A: We have this argument all the time in our office. I am a Dues and Subscriptions guy, but others are Computer Expense people. We rented sailboats for our summer outing and went so far as to name one boat "Dues and Subscriptions" and the other boat was "Computer Expense." Whichever boat won was going to be how we treated clients expense accounts.
Computer Expense won, but we didn't really take it seriously and change our ways. We're still divided at the office. However, I prefer to use Dues and Subscriptions for Office365. iTunes and Spotify go in Office Expense for me.
I feel like Dues and Subscriptions is going away because folks aren't buying newspaper and magazine subscriptions like they used to, which is why the lines are blurred here. It is so easy to put things in computer expense, but I don't think you get as good of an analysis, because we primarily use computers in business, and therefore computer expense can get cluttered with so many various services, software, and hardware that it makes it difficult to make be useful. That is why I like to use Dues and Subscriptions for recurring charges like Office365 and other computer services we, and clients, pay for monthly.

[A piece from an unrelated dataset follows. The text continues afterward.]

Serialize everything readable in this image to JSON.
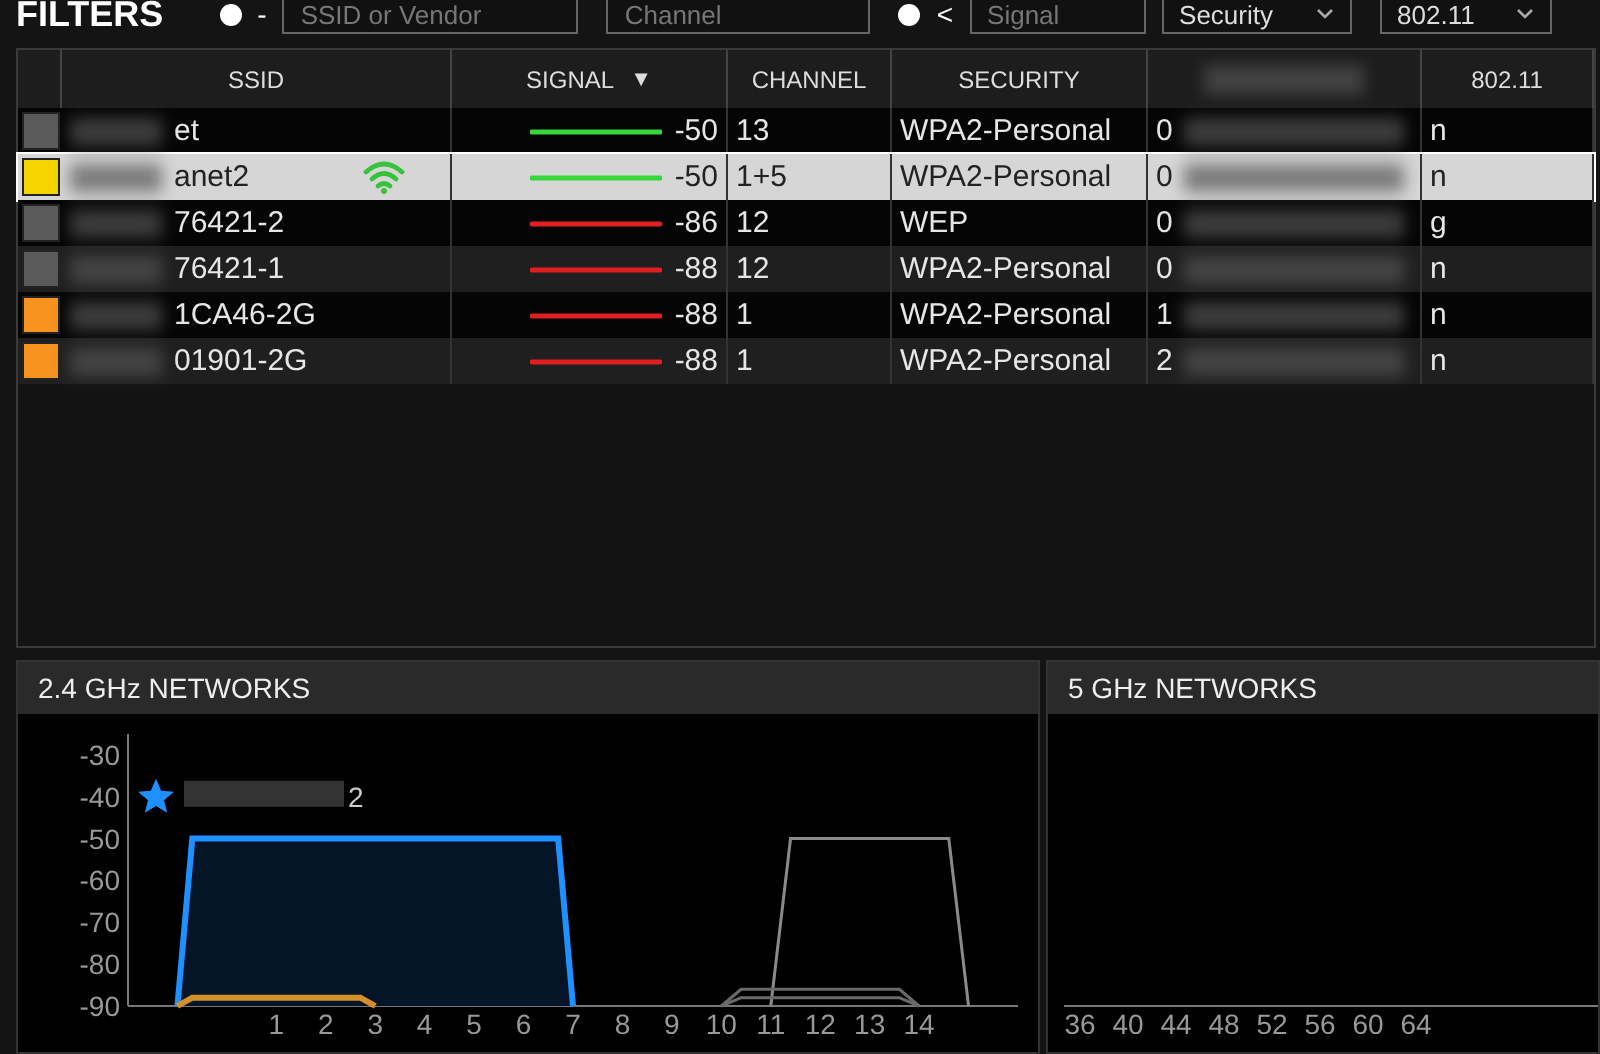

One of our employees has a good argument for Dues and Subscriptions. He believes that account should be reserved for professional development, like professional dues or memberships to industry-style organizations, like the AICPA for accountants. I can get behind that, but I still like to put recurring subscriptions for practically anything we pay for like, TSheets time tracking, Boomerang for Gmail, Intuit ProAdvisor, etc.
When it comes to booking expenses for clients, I may ask them what their preference is. Ultimately, the financial statements we generate need to be understood by its users, so it is my goal to put the expenses where it makes the most sense to the people who rely on them and make the business's decisions.
Whatever you decide, try to stick to it so the IRS isn't getting heavy expenses in one account in one year, and then it shifts somewhere else in another year. Also, we reconcile our cash-basis clients financials to the tax return every year, so if the tax accountant takes another stance than I do, I will arrange the COA to resemble the tax return.